Vaccines are one of the most important inventions humans have ever made. Period.
@luckytran TB? The only TB vaccine I'm familiar with, BCG, is either totally or nearly useless. Last time I looked (years ago, admittedly), it worked only in Europe and not very well there. Inexplicably only working in one region is something it shares with, say, acupuncture (only found to have good effects in China, where you can't publish negative results on acupuncture, literally).

@nitpicking @luckytran I would be interested in your sources there @nitpicking . From a quick search myself, it looks like you're right that BCG is the only TB vaccine, but I can't quite see where the "nearly useless" comes from. According to a few places, but probably most credibly the CDC (https://www.cdc.gov/tb/vaccines/index.html), the reason it's not used in the USA is because there isn't much TB in the USA.

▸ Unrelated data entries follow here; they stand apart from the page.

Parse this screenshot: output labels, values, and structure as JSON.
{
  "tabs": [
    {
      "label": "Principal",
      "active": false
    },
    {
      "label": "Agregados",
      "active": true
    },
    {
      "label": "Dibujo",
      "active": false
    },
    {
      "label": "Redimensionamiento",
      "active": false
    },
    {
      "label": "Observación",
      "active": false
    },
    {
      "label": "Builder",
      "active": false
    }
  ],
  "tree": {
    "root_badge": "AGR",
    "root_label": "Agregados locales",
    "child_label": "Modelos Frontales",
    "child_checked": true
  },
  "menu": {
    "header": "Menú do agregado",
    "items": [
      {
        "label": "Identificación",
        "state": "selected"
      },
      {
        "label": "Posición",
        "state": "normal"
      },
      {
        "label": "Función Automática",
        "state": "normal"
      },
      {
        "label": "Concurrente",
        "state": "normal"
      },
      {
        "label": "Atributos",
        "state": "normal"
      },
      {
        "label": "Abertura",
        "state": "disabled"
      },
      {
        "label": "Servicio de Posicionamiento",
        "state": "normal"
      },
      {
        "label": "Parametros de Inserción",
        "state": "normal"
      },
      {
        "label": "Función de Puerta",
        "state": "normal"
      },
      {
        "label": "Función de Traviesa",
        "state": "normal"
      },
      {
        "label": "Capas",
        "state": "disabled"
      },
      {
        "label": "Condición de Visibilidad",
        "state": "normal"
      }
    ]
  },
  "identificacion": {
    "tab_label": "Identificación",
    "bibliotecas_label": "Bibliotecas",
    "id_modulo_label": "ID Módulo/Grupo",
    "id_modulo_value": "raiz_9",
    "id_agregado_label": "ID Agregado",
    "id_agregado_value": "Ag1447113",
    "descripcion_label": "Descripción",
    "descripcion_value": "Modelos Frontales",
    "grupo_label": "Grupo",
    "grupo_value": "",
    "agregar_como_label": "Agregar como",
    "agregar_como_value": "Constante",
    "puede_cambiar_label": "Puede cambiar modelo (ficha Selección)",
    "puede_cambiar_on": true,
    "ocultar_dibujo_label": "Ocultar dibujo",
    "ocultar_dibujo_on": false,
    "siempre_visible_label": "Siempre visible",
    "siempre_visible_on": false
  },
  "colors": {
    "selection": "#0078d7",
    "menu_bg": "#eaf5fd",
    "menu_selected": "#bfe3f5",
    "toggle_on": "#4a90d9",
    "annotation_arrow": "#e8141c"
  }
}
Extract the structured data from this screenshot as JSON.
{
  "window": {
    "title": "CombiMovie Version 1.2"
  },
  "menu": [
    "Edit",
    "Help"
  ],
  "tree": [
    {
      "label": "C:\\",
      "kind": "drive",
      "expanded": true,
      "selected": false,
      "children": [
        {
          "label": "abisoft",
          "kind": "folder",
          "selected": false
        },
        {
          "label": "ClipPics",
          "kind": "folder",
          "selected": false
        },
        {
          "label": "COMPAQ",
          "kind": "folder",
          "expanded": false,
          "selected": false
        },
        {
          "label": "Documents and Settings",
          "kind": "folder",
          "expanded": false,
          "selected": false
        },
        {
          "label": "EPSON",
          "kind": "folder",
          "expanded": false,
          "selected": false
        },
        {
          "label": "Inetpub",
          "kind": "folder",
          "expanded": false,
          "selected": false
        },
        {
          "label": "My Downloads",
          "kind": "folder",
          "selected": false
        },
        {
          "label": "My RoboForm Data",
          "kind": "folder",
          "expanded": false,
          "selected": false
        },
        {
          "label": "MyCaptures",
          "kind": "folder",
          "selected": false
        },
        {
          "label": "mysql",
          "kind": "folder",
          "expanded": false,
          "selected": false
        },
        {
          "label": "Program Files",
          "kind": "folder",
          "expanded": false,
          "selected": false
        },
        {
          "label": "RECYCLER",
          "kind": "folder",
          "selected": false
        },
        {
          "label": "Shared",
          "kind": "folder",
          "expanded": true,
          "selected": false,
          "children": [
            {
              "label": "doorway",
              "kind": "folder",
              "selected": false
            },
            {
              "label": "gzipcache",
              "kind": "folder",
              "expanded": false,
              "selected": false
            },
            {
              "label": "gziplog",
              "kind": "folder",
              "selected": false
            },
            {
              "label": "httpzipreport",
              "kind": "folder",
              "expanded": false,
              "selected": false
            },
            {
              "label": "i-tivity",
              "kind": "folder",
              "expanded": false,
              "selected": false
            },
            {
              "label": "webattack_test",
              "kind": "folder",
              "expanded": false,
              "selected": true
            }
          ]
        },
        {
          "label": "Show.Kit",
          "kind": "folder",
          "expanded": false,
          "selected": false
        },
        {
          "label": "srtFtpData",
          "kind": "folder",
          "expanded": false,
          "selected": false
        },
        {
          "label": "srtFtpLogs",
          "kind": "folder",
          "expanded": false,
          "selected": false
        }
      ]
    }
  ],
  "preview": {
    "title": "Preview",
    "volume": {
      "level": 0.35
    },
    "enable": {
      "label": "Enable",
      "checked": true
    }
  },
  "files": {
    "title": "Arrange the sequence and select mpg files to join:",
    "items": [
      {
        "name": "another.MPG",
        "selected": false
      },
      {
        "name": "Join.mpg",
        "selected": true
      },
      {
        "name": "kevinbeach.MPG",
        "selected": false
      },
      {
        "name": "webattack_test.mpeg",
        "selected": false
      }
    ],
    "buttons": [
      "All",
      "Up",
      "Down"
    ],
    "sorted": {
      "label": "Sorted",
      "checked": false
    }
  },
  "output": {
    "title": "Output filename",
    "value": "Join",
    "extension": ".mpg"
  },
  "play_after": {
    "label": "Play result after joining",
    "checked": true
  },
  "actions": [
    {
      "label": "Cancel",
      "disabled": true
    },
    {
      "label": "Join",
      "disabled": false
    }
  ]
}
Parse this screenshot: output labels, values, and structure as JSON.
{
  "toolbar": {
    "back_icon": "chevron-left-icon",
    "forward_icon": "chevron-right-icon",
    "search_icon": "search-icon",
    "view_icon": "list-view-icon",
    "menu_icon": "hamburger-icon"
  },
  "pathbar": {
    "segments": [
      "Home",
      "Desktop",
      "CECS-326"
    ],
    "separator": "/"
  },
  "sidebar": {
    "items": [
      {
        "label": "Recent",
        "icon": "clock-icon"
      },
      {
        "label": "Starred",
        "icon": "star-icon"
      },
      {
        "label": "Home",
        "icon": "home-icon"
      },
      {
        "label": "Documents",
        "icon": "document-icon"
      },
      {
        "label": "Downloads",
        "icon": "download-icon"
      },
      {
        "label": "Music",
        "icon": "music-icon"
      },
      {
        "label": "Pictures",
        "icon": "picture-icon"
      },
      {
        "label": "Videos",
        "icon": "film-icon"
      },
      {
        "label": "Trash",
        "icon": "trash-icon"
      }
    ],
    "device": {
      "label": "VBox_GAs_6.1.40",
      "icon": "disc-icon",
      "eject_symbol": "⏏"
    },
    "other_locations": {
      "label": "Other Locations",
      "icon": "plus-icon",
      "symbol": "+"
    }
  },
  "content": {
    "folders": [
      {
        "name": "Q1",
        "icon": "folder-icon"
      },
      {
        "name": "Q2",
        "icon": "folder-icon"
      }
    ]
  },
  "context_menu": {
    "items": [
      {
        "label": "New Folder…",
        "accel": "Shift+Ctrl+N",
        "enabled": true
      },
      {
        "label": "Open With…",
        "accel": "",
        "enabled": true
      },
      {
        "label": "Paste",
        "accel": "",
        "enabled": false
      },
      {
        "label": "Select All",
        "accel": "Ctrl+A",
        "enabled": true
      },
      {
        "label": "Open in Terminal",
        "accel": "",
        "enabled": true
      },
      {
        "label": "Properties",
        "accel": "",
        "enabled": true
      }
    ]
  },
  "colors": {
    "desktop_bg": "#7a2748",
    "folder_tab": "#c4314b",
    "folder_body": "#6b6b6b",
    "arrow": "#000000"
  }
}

I can see from the WHO (https://www.who.int/teams/health-product-policy-and-standards/standards-and-specifications/norms-and-standards/vaccines-quality/bcg) that it seems to prevent "disseminated TB" in people who are infected, which is the "more severe form of TB", but doesn't prevent infection.

I can't see anywhere that says it only works in Europe, though.

Tuberculosis Vaccine

Bacille Calmette-Guérin (BCG) is a vaccine for TB disease. It is not generally used in the U.S.

Tuberculosis (TB)

@Josh_Gallagher @luckytran I don't currently have access to scholarly pubs (that are paywalled), but here's a link I found: https://www.thelancet.com/journals/lancet/article/PIIS0140-6736(95)92348-9/fulltext

The way I was told (by a doctor at a convention) is that results vary across geography, and no one is sure why. It never seems to have *much* of an effect. I'm not a medical researcher. What I wrote is pretty consistent with what Wikipedia says, FWIW.